We sometimes hear talk of mobile-fixed convergence, or “quadruple play bundles” more often in context of Western European strategy than U.S. service provider strategy. There are good structural reasons for that divergence.
In Western Europe, it often is possible to assemble assets that provide mobile and fixed network coverage of nearly a whole country.
In the United States, the Federal Communications Commission and Justice Department historically have prohibited any single provider of mobile or fixed service from gaining more than about 30 percent market share.
For a fixed services operator, that means a key geographic limitation. A fixed network service provider cannot operate networks that pass or serve more than about 30 percent of potential customers.
Mobile operators, on the other hand, are free to build national networks, but cannot get more than about 30-percent market share.
That makes impossible the task of selling a quadruple play package (voice, entertainment video, Internet access, mobile) on a national basis.
One reason AT&T’s DirecTV acquisition helps, in that regard, is that it allows AT&T to create a functional quadruple play, with a national footprint linear delivery and then national ability to sell mobile services with voice, Internet access and mobility.
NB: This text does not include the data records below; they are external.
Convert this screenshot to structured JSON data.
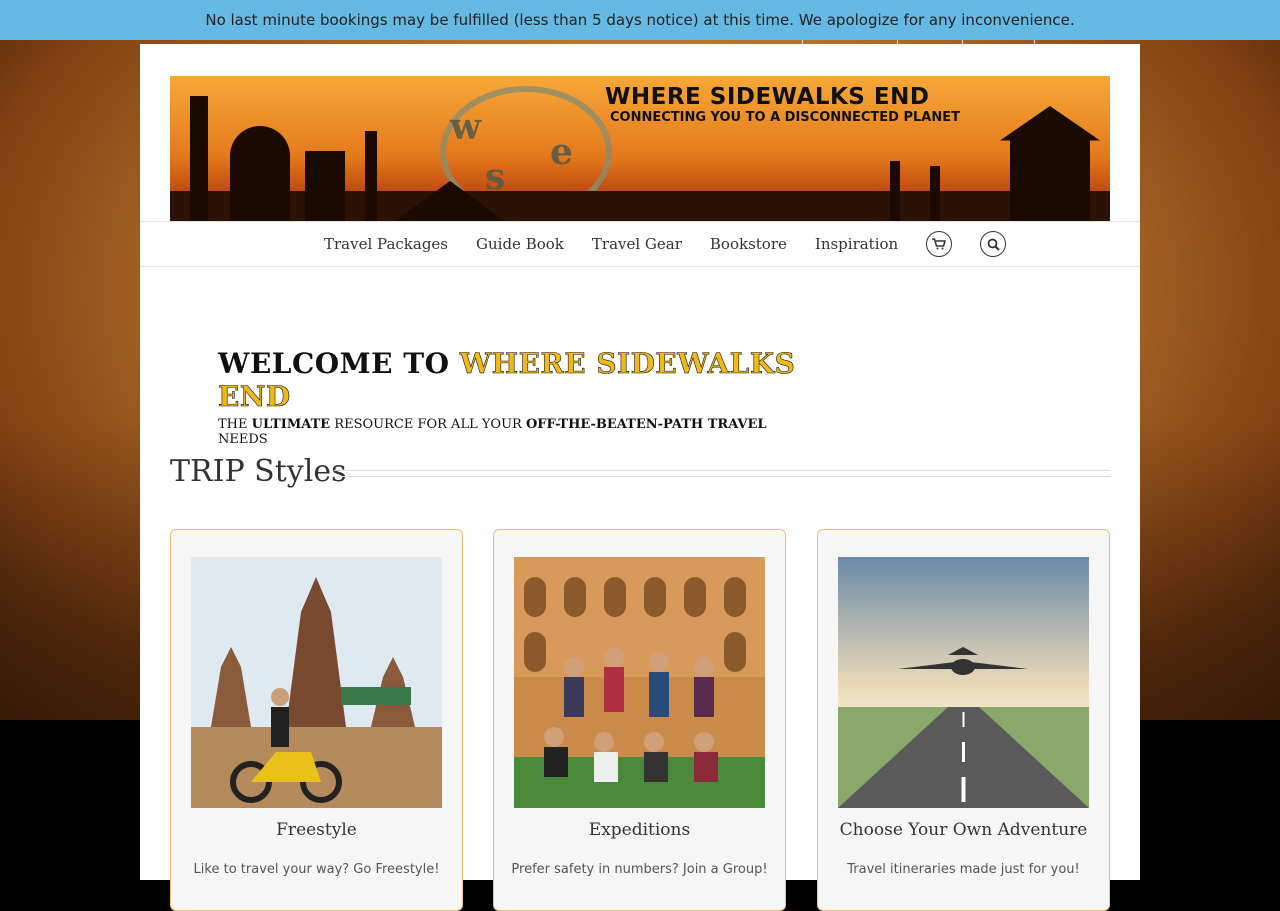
{
  "notice": {
    "text": "No last minute bookings may be fulfilled (less than 5 days notice) at this time. We apologize for any inconvenience."
  },
  "banner": {
    "title": "WHERE SIDEWALKS END",
    "subtitle": "CONNECTING YOU TO A DISCONNECTED PLANET",
    "logo_letters": [
      "w",
      "s",
      "e"
    ]
  },
  "nav": {
    "items": [
      "Travel Packages",
      "Guide Book",
      "Travel Gear",
      "Bookstore",
      "Inspiration"
    ],
    "cart_icon": "cart-icon",
    "search_icon": "search-icon"
  },
  "welcome": {
    "line1_a": "WELCOME TO ",
    "line1_b": "WHERE SIDEWALKS END",
    "line2_a": "THE ",
    "line2_b": "ULTIMATE",
    "line2_c": " RESOURCE FOR ALL YOUR ",
    "line2_d": "OFF-THE-BEATEN-PATH TRAVEL",
    "line2_e": " NEEDS"
  },
  "section": {
    "title": "TRIP Styles"
  },
  "cards": [
    {
      "title": "Freestyle",
      "text": "Like to travel your way? Go Freestyle!"
    },
    {
      "title": "Expeditions",
      "text": "Prefer safety in numbers? Join a Group!"
    },
    {
      "title": "Choose Your Own Adventure",
      "text": "Travel itineraries made just for you!"
    }
  ],
  "colors": {
    "notice_bg": "#65b9e2",
    "card_border": "#f0c070",
    "accent_yellow": "#f1b81c"
  }
}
In essence, AT&T is the first supplier to be able to sell a national quadruple play of sorts.
And other issues aside, that is why U-verse video marketing will remain limited to only some parts of the country. U-verse cannot, by definition, be a nationwide service.
For other service providers, creating and selling a true quadruple play, on a national basis, is not possible. “Integrated” quadruple play offers cannot be sold everywhere, but only to a fraction of potential buyers.
Only mobility and satellite TV are possible fully-owned, facilities-based “national footprint” services in the U.S. market. All other fixed network footprints, for legal or financial reasons, will be local or regional.
The only other provider potentially poised to replicate that footprint is Dish Network, which owns both nationwide mobile spectrum and the last independent satellite TV operation with national scale.
In that regard, you might regard “Binge On,” the T-Mobile US service that allows customers to stream video from 24 services without incurring data plan charges, as an attempt to create a functional quadruple play service.
That is why there also has been some interest in LTE-Broadcast, which although not a full-fledged way of replicating linear video services, offers support for point-to-multipoint “broadcast” video or content.
In the U.S. market, at least, mobile is strategically important for a number of reasons, including its status as the sole nationwide platform able to support all media types, if not yet every business model.
As entertainment video breaks from the traditional “broadcast” model, and becomes an on-demand medium, mobile service providers will be able to attempt becoming full functional substitutes for fixed network entertainment video.